Saturday, April 5, 2008
"Tradin' Paint" On SPEED: The Petty Edition
Fans of Tradin' Paint knew this was going to be an interesting show.
Since the departure of Michael Waltrip in the Spring of 2007, Kyle Petty has been a regular on this TV series. Along with host John Roberts, Petty and company welcome a different media guest to each program. The results often make for good TV.
Over the course of the 2007 season, Petty had many memorable differences of opinion with several of the biggest journalists in the sport. While notable names like Liz Clarke from the Washington Post and David Poole from the Charlotte Observer negotiated their way through the show with success, that was not always the case.
Both Jenna Fryer from the Associated Press and Bob Pockrass from scenedaily.com proved to be journalists that were not interested in negotiating. They had their views, stated them clearly, and they were not going to give any ground. That simply did not work well for Kyle Petty.
Often, it seemed that Petty was trying his best to talk about another time in NASCAR without facing the grim reality of the superteams and the superdollars involved in the sport today.

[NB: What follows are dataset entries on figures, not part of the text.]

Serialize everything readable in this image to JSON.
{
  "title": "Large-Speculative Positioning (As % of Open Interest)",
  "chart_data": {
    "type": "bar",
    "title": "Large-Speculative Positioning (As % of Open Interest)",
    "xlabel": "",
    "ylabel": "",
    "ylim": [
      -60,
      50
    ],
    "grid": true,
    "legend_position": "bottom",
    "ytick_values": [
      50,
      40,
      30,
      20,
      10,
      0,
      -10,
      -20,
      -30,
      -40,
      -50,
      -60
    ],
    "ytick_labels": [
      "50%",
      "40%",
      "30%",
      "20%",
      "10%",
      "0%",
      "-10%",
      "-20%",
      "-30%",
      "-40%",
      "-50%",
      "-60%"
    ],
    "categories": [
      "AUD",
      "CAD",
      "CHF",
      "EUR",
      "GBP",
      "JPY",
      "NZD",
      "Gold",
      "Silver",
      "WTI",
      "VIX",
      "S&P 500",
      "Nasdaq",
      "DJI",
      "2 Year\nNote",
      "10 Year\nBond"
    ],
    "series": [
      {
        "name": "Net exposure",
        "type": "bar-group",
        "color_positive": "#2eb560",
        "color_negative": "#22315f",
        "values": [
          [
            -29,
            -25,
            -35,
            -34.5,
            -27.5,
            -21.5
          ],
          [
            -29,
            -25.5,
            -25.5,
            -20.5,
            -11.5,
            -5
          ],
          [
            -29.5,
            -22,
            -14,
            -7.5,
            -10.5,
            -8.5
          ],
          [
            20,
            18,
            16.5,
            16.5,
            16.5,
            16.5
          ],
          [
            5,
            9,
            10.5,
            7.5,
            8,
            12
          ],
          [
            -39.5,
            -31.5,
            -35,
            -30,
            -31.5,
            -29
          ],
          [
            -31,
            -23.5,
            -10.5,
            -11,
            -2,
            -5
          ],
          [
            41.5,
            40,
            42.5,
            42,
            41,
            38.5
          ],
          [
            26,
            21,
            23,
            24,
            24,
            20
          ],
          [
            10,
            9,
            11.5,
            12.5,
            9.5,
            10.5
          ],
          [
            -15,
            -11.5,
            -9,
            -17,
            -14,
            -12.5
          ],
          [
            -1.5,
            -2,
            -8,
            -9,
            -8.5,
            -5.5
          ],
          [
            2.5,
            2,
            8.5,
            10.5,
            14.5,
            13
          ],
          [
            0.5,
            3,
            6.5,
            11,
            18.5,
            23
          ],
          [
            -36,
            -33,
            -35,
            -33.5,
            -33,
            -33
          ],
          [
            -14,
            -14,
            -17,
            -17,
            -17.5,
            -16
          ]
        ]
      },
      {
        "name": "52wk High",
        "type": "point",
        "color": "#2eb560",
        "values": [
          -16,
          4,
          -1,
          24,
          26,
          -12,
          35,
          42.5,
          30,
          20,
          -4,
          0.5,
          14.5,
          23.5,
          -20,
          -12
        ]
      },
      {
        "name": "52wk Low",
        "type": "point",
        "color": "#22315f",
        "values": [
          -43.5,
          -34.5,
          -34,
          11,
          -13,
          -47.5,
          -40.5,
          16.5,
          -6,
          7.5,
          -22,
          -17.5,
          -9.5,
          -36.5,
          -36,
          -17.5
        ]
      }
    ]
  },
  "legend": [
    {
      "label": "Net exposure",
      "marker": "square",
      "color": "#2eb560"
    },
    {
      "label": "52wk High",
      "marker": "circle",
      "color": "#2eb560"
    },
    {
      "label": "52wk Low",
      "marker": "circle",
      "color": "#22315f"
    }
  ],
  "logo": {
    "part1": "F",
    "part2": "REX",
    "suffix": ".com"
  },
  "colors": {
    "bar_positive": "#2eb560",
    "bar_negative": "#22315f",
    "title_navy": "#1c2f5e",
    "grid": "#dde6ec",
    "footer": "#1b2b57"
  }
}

Petty stood-up for truth, for personal relationships among drivers and for a sport where any team could make the field and contend for the win. In Petty's mind, his views were right and he was not going to give any ground to "the media."
On this Saturday, it was a very different Kyle Petty that sat on the set of Tradin' Paint. Across from Petty was Richard Durrett of The Dallas Morning News. In the middle was Roberts and the first words out of his mouth sent the show in the very direction that many thought SPEED would not go. It was time to talk about the troubled Petty Enterprises on national TV.
We all know the story. The sponsorship of the 43 car will move to Childress for 2009, the 45 car failed to make the field at Martinsville and even after Petty stepped aside, the car failed to qualify for Texas. This weekend, rumors of driver Bobby Labonte leaving the 43 car for Childress Racing after the season is over are rampant.
Petty did his best to explain that stepping-out of the 45 car was a group decision. Earlier that weekend, he told Mark Zeske of the very same Dallas Morning News that vacating the car was not his decision. Even as Petty talked about the team and evoked memories of his late son Adam, the reality still had not sunk-in.
John Roberts has seen a whole lot of Kyle Petty and his temper on this show, especially in 2007. After allowing Petty to explain his views on the situation at Petty Enterprises unchallenged, Roberts soft-peddled a question to Richard Durrett about teams and sponsorships. Durrett was having none of it, and began to ask Petty his own questions directly.
Durrett asked how Petty felt stepping out of the car. He asked about the very future of the Petty Enterprises organization. He quietly took the host role and left Roberts in the dust watching from the sidelines. It was a good idea.
Petty did a good job of recapping the concerns of the company as they continue through this season and head into 2009. He mentioned the need for an investor and was honest in bringing up the Bobby Labonte issue. Petty once again used his new favorite term in saying Petty Enterprises has "a lot of balls in the air."
Roberts brought-up the BAM issue with Kenny Schrader being absent from Texas, and Durrett immediately pointed the topic right back at Petty for comment. Citing the "new world order" in NASCAR, Durrett asked if there was any option to the superteams. Despite the political talk from Petty, the answer seemed to be "no."
It was Michael McDowell's accident that quickly changed the tone of the show. Petty talked firmly about the safety components of both the track and the COT from a perspective few share. Durrett challenged NASCAR to mandate the SAFER Barrier all the way around the track at high-speed ovals like Texas. Both men made great points.
For some reason, John Roberts was off-balance in this program from the start. Perhaps, he was surprised that Durrett took the ball and asked his own questions to Petty. For whatever reason, his casual approach to the McDowell accident and his extended comments on several topics were just not fitting for the host role on a program structured to feature the other two panelists.
While Petty worked his way through this program with a very cooperative media partner, things are going to get interesting as the saga of Petty Enterprises continues to unfold. This is the risk that active drivers and team owners take when they commit to TV series. They are instantly put on-the-spot for issues that may not be very pleasant. On this day, much like Michael McDowell, Petty made it through unscathed.